Bildfragen
摘要
Die pragmatischen Zusammenhänge, in denen das Gesicht tagtäglich in Erscheinung tritt, sind so mannigfaltig, dass sich jede theoretische Auseinandersetzung zunächst einer kaum beherrschbaren transmedialen Komplexität gegenübersieht. Um vor dieser unübersichtlichen Situation bei der Erforschung des Gesichts nicht die Flinte ins Korn zu werfen oder allzu leichtfertige Pauschalurteile zu formulieren, bedarf es, so bekannt die Forderung auch ist, fundierter Detailanalysen, die den historischen Kontext des Gesichts in den Fokus der Untersuchung rücken.

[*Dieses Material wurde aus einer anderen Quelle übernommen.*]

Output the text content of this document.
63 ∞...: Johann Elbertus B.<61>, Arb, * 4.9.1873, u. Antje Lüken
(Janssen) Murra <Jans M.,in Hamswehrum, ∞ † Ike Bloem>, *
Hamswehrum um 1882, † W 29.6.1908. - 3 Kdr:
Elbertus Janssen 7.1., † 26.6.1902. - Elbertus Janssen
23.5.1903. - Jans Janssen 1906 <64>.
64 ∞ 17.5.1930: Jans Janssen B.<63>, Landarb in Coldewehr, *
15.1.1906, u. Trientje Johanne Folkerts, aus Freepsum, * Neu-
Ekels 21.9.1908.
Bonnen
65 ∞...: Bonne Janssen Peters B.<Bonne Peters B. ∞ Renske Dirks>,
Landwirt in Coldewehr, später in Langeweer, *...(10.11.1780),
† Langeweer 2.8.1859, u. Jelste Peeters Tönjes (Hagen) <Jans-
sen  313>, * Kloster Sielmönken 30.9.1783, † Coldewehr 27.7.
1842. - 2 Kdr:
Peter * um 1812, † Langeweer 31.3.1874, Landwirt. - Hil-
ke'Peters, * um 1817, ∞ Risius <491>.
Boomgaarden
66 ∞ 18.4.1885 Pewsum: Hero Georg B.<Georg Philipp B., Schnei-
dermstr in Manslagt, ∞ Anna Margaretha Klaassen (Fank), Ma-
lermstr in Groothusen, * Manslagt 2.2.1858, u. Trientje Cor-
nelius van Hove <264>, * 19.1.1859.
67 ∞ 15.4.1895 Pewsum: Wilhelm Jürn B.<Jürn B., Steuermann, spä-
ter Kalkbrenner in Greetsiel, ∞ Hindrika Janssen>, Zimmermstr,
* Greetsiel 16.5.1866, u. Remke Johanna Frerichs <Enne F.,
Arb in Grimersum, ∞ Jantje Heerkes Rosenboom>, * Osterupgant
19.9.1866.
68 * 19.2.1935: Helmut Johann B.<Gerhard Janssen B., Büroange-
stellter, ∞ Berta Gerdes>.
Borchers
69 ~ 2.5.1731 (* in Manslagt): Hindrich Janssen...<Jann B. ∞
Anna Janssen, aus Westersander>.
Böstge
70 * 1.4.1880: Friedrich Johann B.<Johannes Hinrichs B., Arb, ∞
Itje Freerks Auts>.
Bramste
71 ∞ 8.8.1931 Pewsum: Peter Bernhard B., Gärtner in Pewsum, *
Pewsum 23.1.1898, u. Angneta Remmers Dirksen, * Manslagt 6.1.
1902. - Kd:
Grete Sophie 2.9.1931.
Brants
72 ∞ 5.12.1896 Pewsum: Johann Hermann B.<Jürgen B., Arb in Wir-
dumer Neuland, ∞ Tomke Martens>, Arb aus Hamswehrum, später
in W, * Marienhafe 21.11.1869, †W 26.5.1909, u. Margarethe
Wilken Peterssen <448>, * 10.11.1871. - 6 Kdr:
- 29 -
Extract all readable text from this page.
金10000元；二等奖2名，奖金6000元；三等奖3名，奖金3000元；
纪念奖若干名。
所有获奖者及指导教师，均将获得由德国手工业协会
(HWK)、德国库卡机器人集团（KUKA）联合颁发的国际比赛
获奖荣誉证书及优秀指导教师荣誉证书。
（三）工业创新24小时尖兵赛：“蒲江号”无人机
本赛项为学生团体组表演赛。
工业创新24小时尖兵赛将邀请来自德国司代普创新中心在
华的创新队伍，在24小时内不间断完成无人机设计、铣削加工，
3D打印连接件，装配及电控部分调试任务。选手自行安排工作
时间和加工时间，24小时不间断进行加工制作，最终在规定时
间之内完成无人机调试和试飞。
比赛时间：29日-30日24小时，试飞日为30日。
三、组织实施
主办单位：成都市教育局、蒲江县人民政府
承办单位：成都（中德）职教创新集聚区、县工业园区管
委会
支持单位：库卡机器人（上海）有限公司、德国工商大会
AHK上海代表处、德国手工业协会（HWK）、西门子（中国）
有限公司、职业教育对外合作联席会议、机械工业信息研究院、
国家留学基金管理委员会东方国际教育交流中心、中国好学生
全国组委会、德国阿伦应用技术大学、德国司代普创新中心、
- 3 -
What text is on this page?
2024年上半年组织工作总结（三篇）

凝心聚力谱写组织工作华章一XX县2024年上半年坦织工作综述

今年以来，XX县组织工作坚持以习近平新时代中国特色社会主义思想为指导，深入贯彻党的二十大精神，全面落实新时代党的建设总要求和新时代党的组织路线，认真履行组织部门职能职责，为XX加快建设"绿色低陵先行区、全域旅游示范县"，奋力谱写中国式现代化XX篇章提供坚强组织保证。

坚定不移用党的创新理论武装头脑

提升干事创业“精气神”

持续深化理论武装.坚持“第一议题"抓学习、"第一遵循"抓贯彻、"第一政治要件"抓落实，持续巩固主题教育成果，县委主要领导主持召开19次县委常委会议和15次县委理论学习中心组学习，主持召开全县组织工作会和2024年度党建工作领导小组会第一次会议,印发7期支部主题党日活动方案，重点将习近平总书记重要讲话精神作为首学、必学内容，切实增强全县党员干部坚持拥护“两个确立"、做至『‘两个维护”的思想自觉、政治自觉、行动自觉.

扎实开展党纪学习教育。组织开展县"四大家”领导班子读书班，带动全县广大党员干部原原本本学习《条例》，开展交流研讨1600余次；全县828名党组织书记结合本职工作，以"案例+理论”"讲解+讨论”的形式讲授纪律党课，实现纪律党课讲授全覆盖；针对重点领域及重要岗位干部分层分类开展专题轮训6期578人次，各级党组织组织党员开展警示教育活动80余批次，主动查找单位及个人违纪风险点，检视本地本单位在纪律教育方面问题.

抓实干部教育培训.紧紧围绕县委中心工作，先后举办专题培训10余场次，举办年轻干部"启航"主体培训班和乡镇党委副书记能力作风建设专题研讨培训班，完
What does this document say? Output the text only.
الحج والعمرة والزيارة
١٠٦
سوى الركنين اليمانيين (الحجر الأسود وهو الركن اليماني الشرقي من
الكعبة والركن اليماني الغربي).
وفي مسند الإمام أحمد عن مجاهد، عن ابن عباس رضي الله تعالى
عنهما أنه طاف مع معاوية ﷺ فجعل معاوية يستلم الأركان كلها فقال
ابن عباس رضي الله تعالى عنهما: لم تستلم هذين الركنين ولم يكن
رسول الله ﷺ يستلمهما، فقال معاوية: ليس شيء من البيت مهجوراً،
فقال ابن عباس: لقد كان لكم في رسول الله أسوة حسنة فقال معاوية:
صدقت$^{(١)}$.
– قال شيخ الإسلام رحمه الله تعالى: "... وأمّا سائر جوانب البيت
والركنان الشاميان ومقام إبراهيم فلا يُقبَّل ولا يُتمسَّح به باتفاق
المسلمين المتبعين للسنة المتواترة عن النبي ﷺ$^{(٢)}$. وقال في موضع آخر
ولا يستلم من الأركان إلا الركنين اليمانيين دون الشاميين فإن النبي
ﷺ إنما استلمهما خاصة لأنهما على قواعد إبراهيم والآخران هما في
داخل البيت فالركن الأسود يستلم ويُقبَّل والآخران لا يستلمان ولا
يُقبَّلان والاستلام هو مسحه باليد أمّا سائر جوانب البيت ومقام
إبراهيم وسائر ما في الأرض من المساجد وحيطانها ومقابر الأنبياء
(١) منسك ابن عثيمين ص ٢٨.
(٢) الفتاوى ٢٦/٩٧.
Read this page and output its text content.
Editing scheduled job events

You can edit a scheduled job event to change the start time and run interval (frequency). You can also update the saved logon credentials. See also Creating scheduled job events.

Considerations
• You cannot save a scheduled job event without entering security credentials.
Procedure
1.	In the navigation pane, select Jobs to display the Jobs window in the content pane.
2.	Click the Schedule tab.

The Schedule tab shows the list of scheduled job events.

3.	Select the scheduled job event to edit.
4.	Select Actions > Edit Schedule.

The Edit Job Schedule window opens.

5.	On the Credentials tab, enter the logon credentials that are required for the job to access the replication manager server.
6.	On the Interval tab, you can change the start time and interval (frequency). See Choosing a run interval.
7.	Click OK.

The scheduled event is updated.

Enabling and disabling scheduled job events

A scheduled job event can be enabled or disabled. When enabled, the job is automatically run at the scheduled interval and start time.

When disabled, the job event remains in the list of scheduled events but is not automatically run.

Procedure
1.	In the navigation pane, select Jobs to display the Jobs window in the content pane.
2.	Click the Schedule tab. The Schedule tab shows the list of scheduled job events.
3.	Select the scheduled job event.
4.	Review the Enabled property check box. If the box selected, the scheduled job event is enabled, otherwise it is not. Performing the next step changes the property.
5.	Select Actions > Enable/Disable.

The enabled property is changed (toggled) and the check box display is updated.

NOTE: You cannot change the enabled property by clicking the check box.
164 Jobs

Vorab sei angekündigt, dass schon der Blick auf die Ausdifferenzierung der (Film-)Genres und ihr damit spezifischer Umgang mit dem Gesicht einer allgemein verbindlichen Beurteilung innerhalb des Mediums enge Grenzen setzt. Das Gesicht des Kulturfilms unterscheidet sich selbst im „Dritten Reich“ nachhaltig von seinem Pendant im Spielfilm. Berücksichtigt man die politische Situation, den Stand der Filmtechnik, Wahrnehmungsgewohnheiten usw., scheinen sich unüberbrückbare Hürden für eine Untersuchung des Gesichts aufzutun. Aus diesem Grund soll am Ende dieses Buches anhand von Filmen des „Dritten Reiches“ eine konzentrierte Analyse des Gesichts stehen; bei der Untersuchung einer historischen Genealogie des Gesichts als Bild dürfen dabei die wesentlichen Hauptelemente, welche die Strukturbildung des Gesichts beeinflussen und zu ihrem Paradigma erheben, nicht ausgespart werden. Dabei können nur einige Markierungspunkte skizziert werden. Das intermediale Beziehungsgeflecht aus Malerei/Theater/Fotografie und Skulptur sowie die parallelen Ausprägungen der Industrialisierung und der Großstadtwahrnehmung bleiben für das Gesicht im Film und dessen Normalisierung nicht folgenlos.